1. Field of the Invention
The present invention relates to a nonvolatile semiconductor memory. In particular, the present invention relates to a charge-trapping type nonvolatile semiconductor memory and a data programming/erasing method for the charge-trapping type nonvolatile semiconductor memory.
2. Description of Related Art
A flash memory and a charge trapping memory are known as an electrically erasable and programmable nonvolatile semiconductor memory. The charge trapping memory among them stores data by using an element that can trap charges. For example, the element for trapping charges is a MONOS (Metal Oxide Nitride Oxide Silicon) transistor. The MONOS transistor is a kind of a MIS (Metal Insulator Silicon) transistor, and its gate insulating film is an ONO (Oxide Nitride Oxide) film formed by stacking a silicon oxide film, a silicon nitride film and a silicon oxide film in this order.
The silicon nitride film in the ONO film has a property of trapping charges. For example, it is possible to inject electrons into the silicon nitride film by applying appropriate voltages respectively to a gate electrode, source/drain and a substrate. In a case where electrons are trapped in the silicon nitride film, a threshold voltage of the MONOS transistor increases as compared with a case where electrons are not trapped. Conversely, the threshold voltage decreases when trapped electrons are ejected from the silicon nitride film. By utilizing such change in the threshold voltage, the MONOS transistor can nonvolatilely store data “1” and “0”. That is to say, the charge trapping memory stores data by using the MONOS transistor as a memory cell.
The followings are known as techniques related to the charge trapping memory.
According to a charge trapping memory described in Japanese Laid Open Patent Application JP-H-05-13776 (Patent Document 1), a surface of a channel region of a MNOS transistor is formed to be convex. When a voltage is applied between a gate electrode and the channel region, an electric field is intensified at the convex section. As a result, a voltage at the time of programming/erasing can be reduced.
Japanese Laid Open Patent Applications JP-2002-289711 (Patent Document 2), JP-2003-163292 (Patent Document 3) and JP-2001-102466 (Patent Document 4) each disclose a charge trapping memory that uses a memory cell transistor having a plurality of gate electrodes. Typically, the memory cell transistor has one word gate and two control gates provided on both sides of the word gate. An ONO film is formed between each control gate and a semiconductor substrate. In this case, one memory cell is capable of storing 2-bit data. The charge trapping memory having such a structure is also referred to as a “twin-MONOS-type memory”.
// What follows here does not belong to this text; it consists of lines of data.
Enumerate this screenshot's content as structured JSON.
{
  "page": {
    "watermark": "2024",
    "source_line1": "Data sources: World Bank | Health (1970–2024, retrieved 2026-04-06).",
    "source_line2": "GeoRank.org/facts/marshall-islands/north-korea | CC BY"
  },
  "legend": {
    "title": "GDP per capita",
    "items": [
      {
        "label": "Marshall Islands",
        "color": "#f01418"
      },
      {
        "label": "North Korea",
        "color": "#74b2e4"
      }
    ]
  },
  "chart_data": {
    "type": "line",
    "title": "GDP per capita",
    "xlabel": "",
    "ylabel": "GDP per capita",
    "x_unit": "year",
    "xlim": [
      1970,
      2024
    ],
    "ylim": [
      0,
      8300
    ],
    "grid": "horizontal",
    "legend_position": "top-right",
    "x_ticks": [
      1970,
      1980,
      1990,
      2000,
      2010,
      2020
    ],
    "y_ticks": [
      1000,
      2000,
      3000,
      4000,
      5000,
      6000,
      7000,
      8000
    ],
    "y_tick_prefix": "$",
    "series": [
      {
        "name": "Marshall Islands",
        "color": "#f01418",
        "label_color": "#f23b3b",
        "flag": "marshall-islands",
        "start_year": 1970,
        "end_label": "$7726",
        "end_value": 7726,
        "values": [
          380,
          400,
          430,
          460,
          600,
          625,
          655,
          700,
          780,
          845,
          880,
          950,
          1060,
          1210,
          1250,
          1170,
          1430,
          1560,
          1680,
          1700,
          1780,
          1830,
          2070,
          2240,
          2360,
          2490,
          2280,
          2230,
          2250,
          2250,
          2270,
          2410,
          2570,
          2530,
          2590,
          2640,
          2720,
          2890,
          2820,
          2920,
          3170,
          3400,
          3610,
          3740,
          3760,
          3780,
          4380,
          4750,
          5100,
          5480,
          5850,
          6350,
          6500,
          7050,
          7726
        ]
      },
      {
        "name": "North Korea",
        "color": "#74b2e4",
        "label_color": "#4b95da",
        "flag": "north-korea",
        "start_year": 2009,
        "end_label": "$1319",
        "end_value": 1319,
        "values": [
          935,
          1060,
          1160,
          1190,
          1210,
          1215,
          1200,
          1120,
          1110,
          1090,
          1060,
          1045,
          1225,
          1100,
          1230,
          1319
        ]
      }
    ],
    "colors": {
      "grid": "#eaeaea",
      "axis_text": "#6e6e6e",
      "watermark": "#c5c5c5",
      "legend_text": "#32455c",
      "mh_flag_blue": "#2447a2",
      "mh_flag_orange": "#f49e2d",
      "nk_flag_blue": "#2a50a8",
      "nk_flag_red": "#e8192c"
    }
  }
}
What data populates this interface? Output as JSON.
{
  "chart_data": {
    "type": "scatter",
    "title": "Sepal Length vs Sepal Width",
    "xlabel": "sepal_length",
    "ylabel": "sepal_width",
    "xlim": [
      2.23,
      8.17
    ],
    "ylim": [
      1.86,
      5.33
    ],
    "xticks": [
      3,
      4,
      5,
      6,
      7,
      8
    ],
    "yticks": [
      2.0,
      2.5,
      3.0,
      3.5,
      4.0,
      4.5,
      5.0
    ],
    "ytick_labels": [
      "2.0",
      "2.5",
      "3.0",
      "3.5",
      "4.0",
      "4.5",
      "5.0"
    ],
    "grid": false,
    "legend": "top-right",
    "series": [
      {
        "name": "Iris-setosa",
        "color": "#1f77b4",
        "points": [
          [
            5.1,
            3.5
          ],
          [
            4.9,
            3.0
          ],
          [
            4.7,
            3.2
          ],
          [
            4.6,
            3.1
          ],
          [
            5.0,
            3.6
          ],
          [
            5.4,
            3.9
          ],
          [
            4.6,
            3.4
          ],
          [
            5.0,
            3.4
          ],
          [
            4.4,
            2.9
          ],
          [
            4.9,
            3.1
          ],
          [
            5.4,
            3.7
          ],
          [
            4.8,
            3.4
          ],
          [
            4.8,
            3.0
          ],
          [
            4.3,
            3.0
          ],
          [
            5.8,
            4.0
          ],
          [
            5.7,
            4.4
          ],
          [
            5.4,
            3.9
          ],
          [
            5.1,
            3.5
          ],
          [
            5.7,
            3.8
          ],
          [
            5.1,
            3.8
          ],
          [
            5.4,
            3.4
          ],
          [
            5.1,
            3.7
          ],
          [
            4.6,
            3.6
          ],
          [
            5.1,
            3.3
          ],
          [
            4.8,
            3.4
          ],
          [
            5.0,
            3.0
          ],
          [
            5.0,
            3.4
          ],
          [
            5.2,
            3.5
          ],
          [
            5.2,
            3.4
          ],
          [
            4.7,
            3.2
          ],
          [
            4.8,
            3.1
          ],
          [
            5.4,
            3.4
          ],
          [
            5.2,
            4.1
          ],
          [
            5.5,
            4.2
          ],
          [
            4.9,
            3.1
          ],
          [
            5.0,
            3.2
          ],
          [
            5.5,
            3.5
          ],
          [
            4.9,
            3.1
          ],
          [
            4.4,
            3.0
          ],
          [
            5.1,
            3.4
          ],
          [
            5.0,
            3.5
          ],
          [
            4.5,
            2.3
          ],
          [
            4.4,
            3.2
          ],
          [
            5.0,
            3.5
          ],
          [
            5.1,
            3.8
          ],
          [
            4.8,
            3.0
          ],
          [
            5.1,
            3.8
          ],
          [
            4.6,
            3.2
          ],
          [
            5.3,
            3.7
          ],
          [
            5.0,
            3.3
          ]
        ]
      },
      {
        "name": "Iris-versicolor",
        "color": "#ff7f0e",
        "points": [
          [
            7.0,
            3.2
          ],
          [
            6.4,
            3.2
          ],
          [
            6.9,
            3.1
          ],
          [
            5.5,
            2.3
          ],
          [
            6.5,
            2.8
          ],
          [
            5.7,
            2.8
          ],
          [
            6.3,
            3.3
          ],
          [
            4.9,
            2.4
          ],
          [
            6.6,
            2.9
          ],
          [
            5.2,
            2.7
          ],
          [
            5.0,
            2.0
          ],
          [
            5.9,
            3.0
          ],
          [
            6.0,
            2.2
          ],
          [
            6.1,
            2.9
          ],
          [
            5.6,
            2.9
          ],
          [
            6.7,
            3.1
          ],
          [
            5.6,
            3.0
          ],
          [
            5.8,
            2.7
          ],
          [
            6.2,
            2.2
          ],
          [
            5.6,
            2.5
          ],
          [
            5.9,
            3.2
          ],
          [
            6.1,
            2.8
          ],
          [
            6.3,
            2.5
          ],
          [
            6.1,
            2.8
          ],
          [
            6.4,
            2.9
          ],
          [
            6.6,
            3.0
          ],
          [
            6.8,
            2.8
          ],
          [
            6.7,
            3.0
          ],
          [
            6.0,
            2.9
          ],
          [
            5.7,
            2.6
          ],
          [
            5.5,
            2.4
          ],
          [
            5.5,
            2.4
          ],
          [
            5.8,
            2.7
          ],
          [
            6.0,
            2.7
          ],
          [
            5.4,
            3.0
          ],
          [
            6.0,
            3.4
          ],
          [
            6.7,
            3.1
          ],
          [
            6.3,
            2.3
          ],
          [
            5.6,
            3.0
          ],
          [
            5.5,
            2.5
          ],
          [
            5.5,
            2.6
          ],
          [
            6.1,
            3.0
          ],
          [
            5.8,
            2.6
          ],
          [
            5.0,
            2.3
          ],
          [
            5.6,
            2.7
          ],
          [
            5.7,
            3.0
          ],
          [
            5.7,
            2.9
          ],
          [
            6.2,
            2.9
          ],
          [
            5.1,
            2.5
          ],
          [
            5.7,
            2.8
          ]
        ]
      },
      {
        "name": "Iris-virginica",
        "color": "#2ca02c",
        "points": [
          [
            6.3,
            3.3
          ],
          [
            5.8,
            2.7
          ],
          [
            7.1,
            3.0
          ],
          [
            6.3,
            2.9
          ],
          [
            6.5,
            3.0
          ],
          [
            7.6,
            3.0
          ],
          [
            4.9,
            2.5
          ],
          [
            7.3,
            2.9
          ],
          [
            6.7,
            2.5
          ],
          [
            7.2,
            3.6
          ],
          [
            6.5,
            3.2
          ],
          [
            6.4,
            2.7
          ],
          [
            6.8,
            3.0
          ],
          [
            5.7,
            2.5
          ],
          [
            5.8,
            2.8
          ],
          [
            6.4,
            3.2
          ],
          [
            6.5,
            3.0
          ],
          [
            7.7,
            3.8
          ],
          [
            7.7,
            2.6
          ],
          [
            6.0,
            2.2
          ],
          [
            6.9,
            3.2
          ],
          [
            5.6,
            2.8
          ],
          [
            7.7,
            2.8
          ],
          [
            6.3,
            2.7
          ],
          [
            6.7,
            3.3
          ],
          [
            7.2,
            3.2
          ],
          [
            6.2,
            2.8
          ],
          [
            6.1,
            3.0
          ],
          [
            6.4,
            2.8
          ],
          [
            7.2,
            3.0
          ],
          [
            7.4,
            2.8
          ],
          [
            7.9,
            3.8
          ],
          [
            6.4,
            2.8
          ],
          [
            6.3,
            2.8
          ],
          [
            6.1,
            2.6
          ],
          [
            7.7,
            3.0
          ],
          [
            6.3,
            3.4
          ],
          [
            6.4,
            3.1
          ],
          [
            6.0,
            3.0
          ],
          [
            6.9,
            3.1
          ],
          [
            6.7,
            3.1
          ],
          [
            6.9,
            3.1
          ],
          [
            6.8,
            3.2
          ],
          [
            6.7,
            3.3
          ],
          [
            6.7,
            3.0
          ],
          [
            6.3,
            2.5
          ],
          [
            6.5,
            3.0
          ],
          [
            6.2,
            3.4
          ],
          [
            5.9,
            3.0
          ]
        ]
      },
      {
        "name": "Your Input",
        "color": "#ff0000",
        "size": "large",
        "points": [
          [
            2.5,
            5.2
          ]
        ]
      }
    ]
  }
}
According to the above-mentioned Patent Document 4 (JP-2001-102466), the electron injection into the silicon nitride film is performed by “CHE (Channel Hot Electron) method”. That is, channel hot electrons generated in the vicinity of a drain in the semiconductor substrate are injected into the silicon nitride film from the semiconductor substrate side. On the other hand, the electron ejection from the silicon nitride film is performed by “FN (Fowler-Nordheim) tunneling method”. Here, electrons are ejected from the silicon nitride film to the control gate side by the FN tunneling.
In either case of the CHE method and the FN tunneling method, a predetermined voltage needs to be applied to the control gate. In general, an absolute value of the applied voltage is larger in the case of the FN tunneling method than in the case of the CHE method. In the case of the FN tunneling method, the applied voltage is comparatively high and thus a breakdown voltage required for the memory cell transistor is also comparatively high. This causes increase in the element size.
The inventor of the present application has recognized the following points. That is a fact that a greater amount of current is required in the CHE method than in the FN tunneling method. More specifically, the amount of current is several tens pA (picoampere) in the case of the FN tunneling method, while it is several hundreds μA (microampere) in the case of the CHE method.
In the case of the CHE method, the channel is conducting and the current flows between the drain and the source. Then, only a part of electrons of the current is stochastically injected into the silicon nitride film, and the remaining electrons are drawn into the drain. In the case of the FN tunneling method, on the other hand, the channel is not conducting and a current does not flow between the drain and the source. Electrons are transferred to or from the silicon nitride film through a tunnel insulating film, and only an FN tunnel current associated with the electron transfer flows. As an example, let us consider injection of the same amount of electrons into the silicon nitride film. In this case, an extra current that does not contribute to the electron injection is necessary according to the CHE method, as compared with the FN tunneling method. It can be said that an efficiency of the electron injection with respect to the necessary current is worse in the CHE method than in the FN tunneling method.
As described above, the CHE method requires a large amount of current, which leads to increase in current consumption. Accordingly, a technique is desired which can reduce the current consumption with suppressing the increase in the element size.